Le petit monde de Christelle Kocher, fondatrice de Koché, en 14 points

© koché

Avec elle, la couture, le streetwear et l’art contemporain se confrontent pour mieux se marier. Car pour la créatrice de la jeune griffe Koché, tout est matière à imaginaire. L’énergie et la spontanéité en plus.

Elle a trouvé à crécher à Ménilmontant, au détour d’un dédale de ruelles labyrinthiques et légèrement défoncées, dans un atelier généreusement vitré qu’elle a fait repeindre de blanc, c’était il n’y a pas encore un an. Elle a installé son bureau en mezzanine, on disait que c’était sa bulle, et en contrebas, sa petite équipe cosmopolite, une dizaine de fidèles à qui elle parle anglais naturellement – elle a étudié la mode à la Central Saint Martins de Londres, promotion 2002, cela laisse des traces.

Le petit monde de Christelle Kocher, fondatrice de Koché, en 14 points
© INDIGITALIMAGES

En septembre dernier, au tout début de la Fashion Week parisienne, Christelle Kocher, pour Koché, défilait au coeur des Halles, avec une énergie que l’on n’avait pas vue depuis longtemps – c’était son premier show, ouvert à tous, entre fête improvisée et performance réjouissante. Il faut préciser que sa singularité prend racine dans le mélange heureux de l’artisanat, du plus bel héritage de la haute couture française et du streetwear acoquiné au sportswear ultra-contemporain, sous cocktail de modernes influences, musicales, sculpturales et/ou théâtrales.
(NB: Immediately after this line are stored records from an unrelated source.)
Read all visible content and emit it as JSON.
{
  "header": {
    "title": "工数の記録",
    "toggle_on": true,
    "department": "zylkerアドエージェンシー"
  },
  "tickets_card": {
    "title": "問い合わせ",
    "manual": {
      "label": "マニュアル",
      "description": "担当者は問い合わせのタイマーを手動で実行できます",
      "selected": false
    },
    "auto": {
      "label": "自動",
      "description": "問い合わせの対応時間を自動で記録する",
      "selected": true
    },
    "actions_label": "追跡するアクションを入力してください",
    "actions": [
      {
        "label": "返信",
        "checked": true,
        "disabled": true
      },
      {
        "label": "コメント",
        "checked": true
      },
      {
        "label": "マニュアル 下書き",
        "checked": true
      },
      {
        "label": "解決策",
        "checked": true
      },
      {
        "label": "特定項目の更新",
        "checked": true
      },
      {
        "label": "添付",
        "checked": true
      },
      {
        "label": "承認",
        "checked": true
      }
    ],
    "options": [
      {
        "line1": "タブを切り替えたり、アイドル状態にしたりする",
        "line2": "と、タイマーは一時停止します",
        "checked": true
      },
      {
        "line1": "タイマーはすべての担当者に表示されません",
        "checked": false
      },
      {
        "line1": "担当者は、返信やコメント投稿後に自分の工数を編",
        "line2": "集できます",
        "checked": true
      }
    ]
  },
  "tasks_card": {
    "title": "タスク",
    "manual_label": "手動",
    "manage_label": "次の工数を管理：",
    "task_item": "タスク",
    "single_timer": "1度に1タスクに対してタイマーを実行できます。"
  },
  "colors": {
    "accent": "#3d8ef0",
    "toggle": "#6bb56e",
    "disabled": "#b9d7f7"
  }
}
Car cette jeune femme, grandie à Strasbourg, vêtue Koché, bijoutée Koché, n’aime rien tant que les arts vivants.

Si elle a détourné son nom de famille en label mode, c’est sans le r, « pour le rendre plus dynamique, lui donner une petite distance » et aussi parce qu’elle voulait que « cela sonne juste et qu’on le prononce correctement, aux Etats-Unis, à Hong Kong ou en Flandre ». Elle n’a rien d’une débutante, mademoiselle Kocher, qui cumule presque tous les postes pour sa maison lancée en septembre 2014 et celui de directrice artistique du fleuriste et plumassier Lemarié, qui fait partie intégrante des métiers d’art sauvés par Chanel. Son curriculum vitae mentionne les noms d’Armani, Martine Sitbon, Chloé, Sonia Rykiel, Dries Van Noten et Bottega Veneta, respect, mais cela ne dit encore rien de sa pugnacité, de son intelligence, de sa façon unique de concevoir une garde-robe XXIe siècle pour des filles qui lui ressemblent.
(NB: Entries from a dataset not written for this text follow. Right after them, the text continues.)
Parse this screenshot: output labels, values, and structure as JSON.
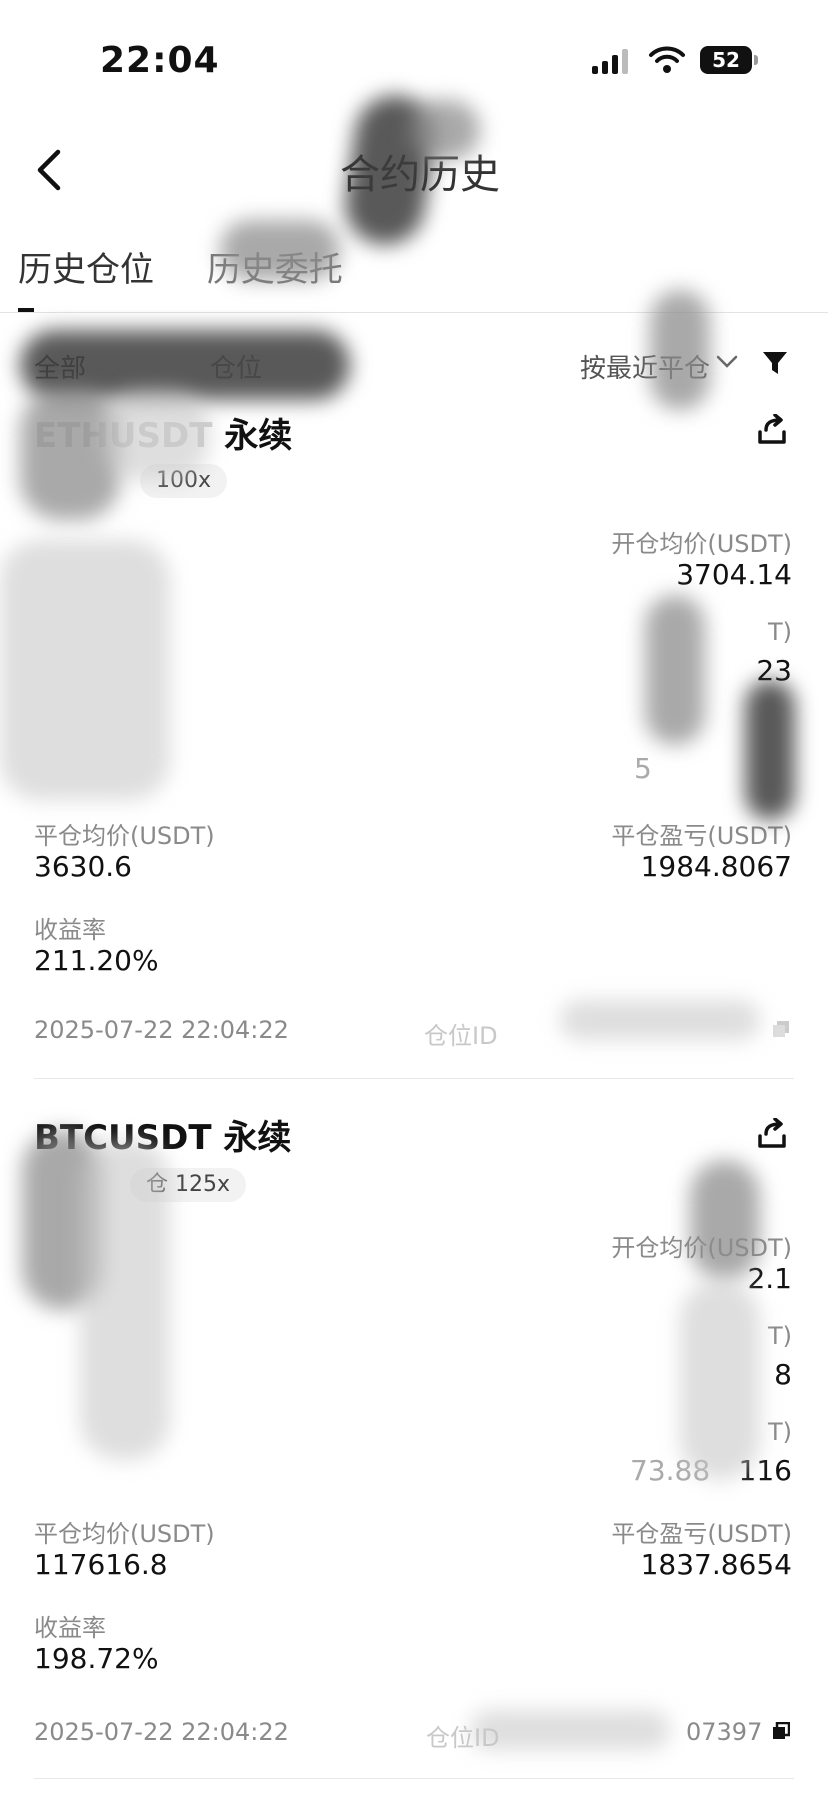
{
  "status_bar": {
    "time": "22:04",
    "battery": "52"
  },
  "nav": {
    "title": "合约历史"
  },
  "tabs": [
    "历史仓位",
    "历史委托"
  ],
  "filter": {
    "all": "全部",
    "position": "仓位",
    "sort": "按最近平仓"
  },
  "cards": [
    {
      "symbol": "永续",
      "leverage": "100x",
      "open_avg_label": "开仓均价(USDT)",
      "open_avg": "3704.14",
      "close_avg_label": "平仓均价(USDT)",
      "close_avg": "3630.6",
      "pnl_label": "平仓盈亏(USDT)",
      "pnl": "1984.8067",
      "roi_label": "收益率",
      "roi": "211.20%",
      "timestamp": "2025-07-22 22:04:22",
      "position_id_label": "仓位ID",
      "partial_values": [
        "T)",
        "23",
        "5"
      ]
    },
    {
      "symbol": "BTCUSDT 永续",
      "leverage": "125x",
      "margin_fragment": "仓",
      "open_avg_label": "开仓均价(USDT)",
      "open_avg": "2.1",
      "close_avg_label": "平仓均价(USDT)",
      "close_avg": "117616.8",
      "pnl_label": "平仓盈亏(USDT)",
      "pnl": "1837.8654",
      "roi_label": "收益率",
      "roi": "198.72%",
      "timestamp": "2025-07-22 22:04:22",
      "position_id_label": "仓位ID",
      "position_id": "07397",
      "partial_values": [
        "T)",
        "8",
        "T)",
        "73.88",
        "116"
      ]
    }
  ]
}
– MA COLLECTION PRINTEMPS-ÉTÉ 2016

« Je crée mes collections sans thématique et sans orientation préalable, ce sont des additions d’intuitions qui, petit à petit, construisent un ensemble cohérent. Des références très éclectiques s’y greffent ensuite et nourrissent le processus. Pour ce printemps-été 2016, j’ai mélangé le film Edward aux mains d’argent au swap du groupe TLC, La Haine de Mathieu Kassovitz à des éléments de Goth japonais.
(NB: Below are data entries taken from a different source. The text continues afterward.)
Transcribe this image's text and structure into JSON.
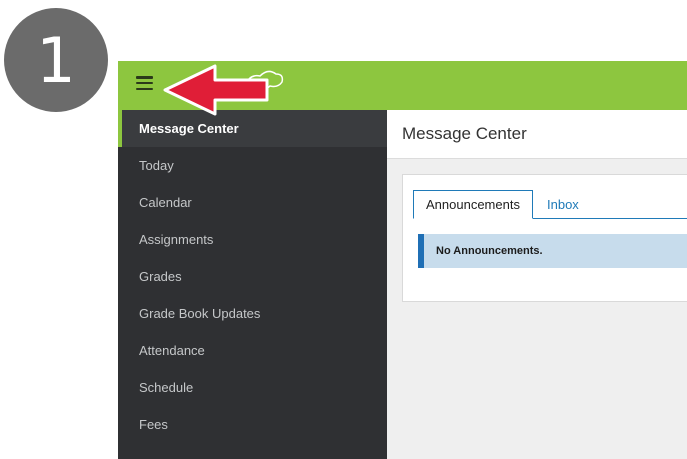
{
  "step_badge": {
    "number": "1"
  },
  "topbar": {
    "menu_icon": "hamburger-icon",
    "color": "#8dc63f"
  },
  "sidebar": {
    "items": [
      {
        "label": "Message Center",
        "active": true
      },
      {
        "label": "Today"
      },
      {
        "label": "Calendar"
      },
      {
        "label": "Assignments"
      },
      {
        "label": "Grades"
      },
      {
        "label": "Grade Book Updates"
      },
      {
        "label": "Attendance"
      },
      {
        "label": "Schedule"
      },
      {
        "label": "Fees"
      }
    ]
  },
  "main": {
    "title": "Message Center",
    "tabs": [
      {
        "label": "Announcements",
        "active": true
      },
      {
        "label": "Inbox"
      }
    ],
    "alert": "No Announcements."
  },
  "annotation": {
    "arrow_icon": "red-arrow-icon",
    "color": "#e01e37"
  },
  "colors": {
    "accent": "#8dc63f",
    "sidebar": "#2f3033",
    "link": "#1f7ab8",
    "alert_bg": "#c7dcec"
  }
}
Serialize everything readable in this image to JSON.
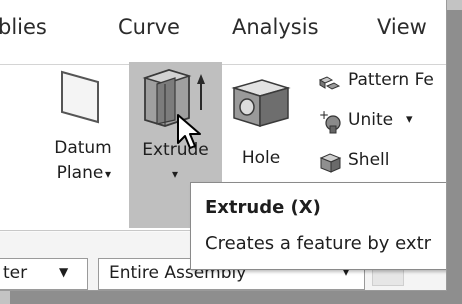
{
  "menu": {
    "items": [
      "blies",
      "Curve",
      "Analysis",
      "View"
    ]
  },
  "ribbon": {
    "datum_plane": {
      "line1": "Datum",
      "line2": "Plane",
      "arrow": "▾"
    },
    "extrude": {
      "label": "Extrude",
      "arrow": "▾"
    },
    "hole": {
      "label": "Hole"
    },
    "pattern_feature": {
      "label": "Pattern Fe"
    },
    "unite": {
      "label": "Unite",
      "arrow": "▾"
    },
    "shell": {
      "label": "Shell"
    }
  },
  "tooltip": {
    "title": "Extrude (X)",
    "description": "Creates a feature by extr"
  },
  "filterbar": {
    "filter_label": "ter",
    "filter_arrow": "▼",
    "scope_value": "Entire Assembly",
    "scope_arrow": "▾"
  },
  "colors": {
    "background": "#fafafa",
    "highlight": "#bfbfbf",
    "border": "#9a9a9a",
    "shadow": "#8e8e8e"
  },
  "icons": [
    "datum-plane-icon",
    "extrude-icon",
    "hole-icon",
    "pattern-feature-icon",
    "unite-icon",
    "shell-icon",
    "mouse-cursor-icon",
    "dropdown-arrow-icon"
  ]
}
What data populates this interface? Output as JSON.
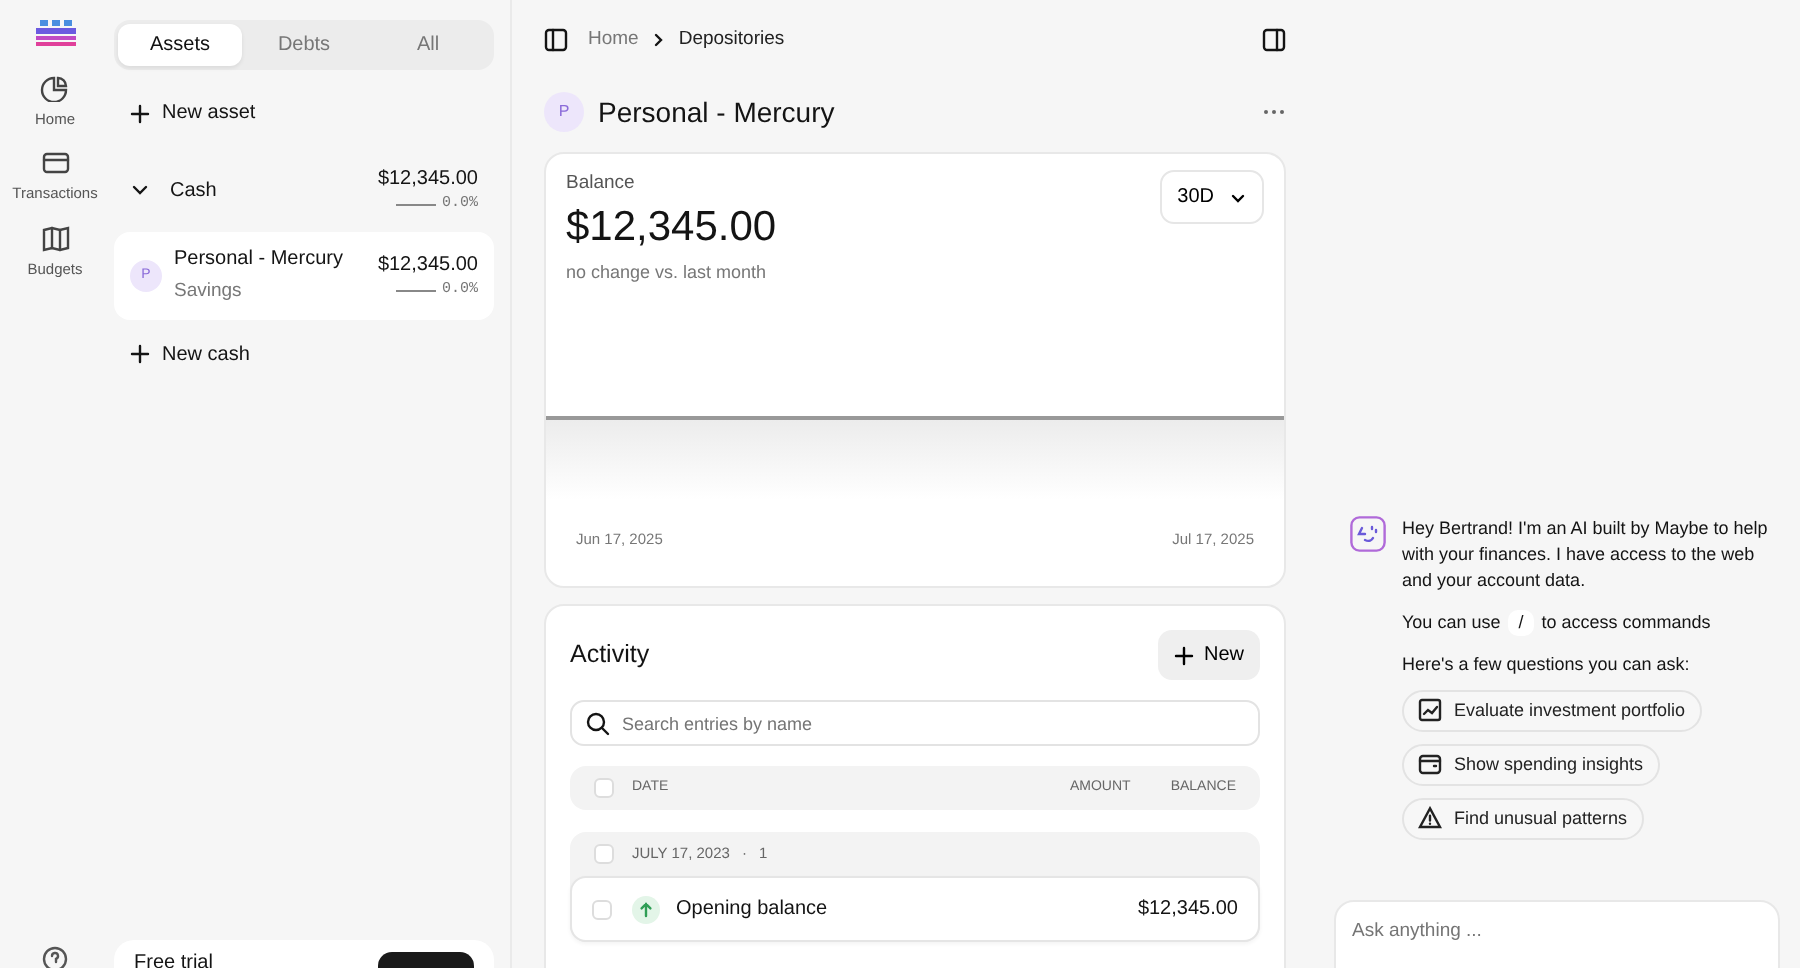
{
  "nav": [
    {
      "label": "Home"
    },
    {
      "label": "Transactions"
    },
    {
      "label": "Budgets"
    }
  ],
  "account_tabs": [
    {
      "label": "Assets",
      "selected": true
    },
    {
      "label": "Debts",
      "selected": false
    },
    {
      "label": "All",
      "selected": false
    }
  ],
  "new_asset": "New asset",
  "groups": [
    {
      "name": "Cash",
      "expanded": true,
      "total": "$12,345.00",
      "change": "0.0%",
      "accounts": [
        {
          "avatar": "P",
          "name": "Personal - Mercury",
          "subtype": "Savings",
          "balance": "$12,345.00",
          "change": "0.0%",
          "selected": true
        }
      ]
    }
  ],
  "new_cash": "New cash",
  "free_trial": {
    "title": "Free trial"
  },
  "breadcrumb": [
    "Home",
    "Depositories"
  ],
  "account": {
    "avatar": "P",
    "name": "Personal - Mercury"
  },
  "balance": {
    "label": "Balance",
    "value": "$12,345.00",
    "comparison": "no change vs. last month",
    "period": "30D",
    "start_date": "Jun 17, 2025",
    "end_date": "Jul 17, 2025"
  },
  "activity": {
    "title": "Activity",
    "new_button": "New",
    "search_placeholder": "Search entries by name",
    "columns": [
      "DATE",
      "AMOUNT",
      "BALANCE"
    ],
    "all_checked": false,
    "groups": [
      {
        "date": "JULY 17, 2023",
        "separator": "·",
        "count": "1",
        "checked": false,
        "entries": [
          {
            "name": "Opening balance",
            "balance": "$12,345.00",
            "checked": false
          }
        ]
      }
    ]
  },
  "chat": {
    "greeting": "Hey Bertrand! I'm an AI built by Maybe to help with your finances. I have access to the web and your account data.",
    "command_prefix": "You can use",
    "command_key": "/",
    "command_suffix": "to access commands",
    "prompt": "Here's a few questions you can ask:",
    "suggestions": [
      "Evaluate investment portfolio",
      "Show spending insights",
      "Find unusual patterns"
    ],
    "input_placeholder": "Ask anything ..."
  }
}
Le petit monde de Christelle Kocher, fondatrice de Koché, en 14 points
© Koché X Lemarié

Les artistes Lee Bul, Nick Cave ou Sheila Hicks m’ont aussi inspirée mais je n’utilise jamais mes sources de façon littérale, tout est canalisé dans mon esthétique. Je veux faire se rencontrer, se confronter les univers de la couture, du streetwear et de l’art contemporain, mais avec beaucoup de spontanéité et d’énergie. Je veux que ce soit brut, un peu androgyne, sans me limiter aux frontières du chic parisien. »

– LA MAISON LEMARIÉ

« En 2010, je suis devenue directrice artistique de la maison Lemarié qui existe depuis plus d’un siècle et cultive un savoir-faire unique. Ses 90 employés se chargent de réaliser les créations en plumes et fleurs artificielles destinées aux collections couture des plus grandes maisons. J’essaie de donner une nouvelle pertinence et une modernité à leur travail tout en préservant et stimulant leurs connaissances techniques très spécialisées. Je veux prouver que la couture a toujours sa place dans la réalité d’aujourd’hui et que cela ne ressemble surtout pas à un truc un peu vieillot, digne d’un musée. »

– HÉLÉNA KLOTZ

HÉLÉNA KLOTZ
HÉLÉNA KLOTZ© SDP

« J’ai tout de suite accroché à l’univers d’Héléna, son romantisme sombre, son regard sur les corps et la jeunesse, son incroyable sens du cadre. Tout est hanté et très vivant chez cette réalisatrice. Elle m’avait demandé conseil pour les costumes de son premier long-métrage, L’âge atomique, je lui avais fait quelques suggestions. Je suis très fière du film qu’elle a réalisé pour Koché, avec son iPhone, sans équipe, sans moyen, elle a rendu les filles charismatiques et vulnérables, des héroïnes modernes et urbaines. »

– RYAN TRECARTIN

« Cet artiste vidéaste est captivant. Avec lui, on est parfois au bord de l’hallucination mais son discours sur le digital et l’artificiel est très fort. Tout est travaillé en ayant l’air absolument chaotique et DIY. »

– MICHÈLE LAMY

Michèle Lamy
Michèle Lamy © Reporters

« C’est mon autre marraine, je l’ai rencontrée dès le début de Koché et elle a été d’un soutien incroyable. Elle est visionnaire mais aussi très rigoureuse en matière de business. Michèle (NDLR : la muse et épouse du créateur Rick Owens) m’a encouragée dès le départ à rester indépendante et à affirmer ma vision, sans compromis. »

– ARIEL PINK

Ariel Pink
Ariel Pink © Corbis

« Un caméléon avec un sens musical incroyable. J’ai l’impression qu’il a déjà fait mille chansons – elles ont une profondeur rarement évoquée. Je trouve beaucoup de poésie dans ses non-sens et ses métaphores étranges. C’est assez barré. Ses looks, ses clips, tout est inspirant chez lui. Je suis même allée le voir lors de la signature d’un de ses albums, je me suis mise en mode jeune fille et il a dédicacé ma pochette : « Pour Crystal », ça me fait marrer. »

– VIRGINIE VIARD

Virginie Viard
Virginie Viard © Belga Images

« J’ai rencontré la directrice du studio Chanel il y a longtemps, je lui avais écrit une lettre en sortant de Central Saint Martins, elle m’avait reçue et je lui avais présenté mon portfolio. Elle avait suivi mon parcours de loin puis il y a cinq ans, on m’a proposé ce poste de directrice artistique chez Lemarié, je ne connaissais rien à la fleur, à la plume, à la broderie, mais elle m’a dit : « Tu vas y arriver… »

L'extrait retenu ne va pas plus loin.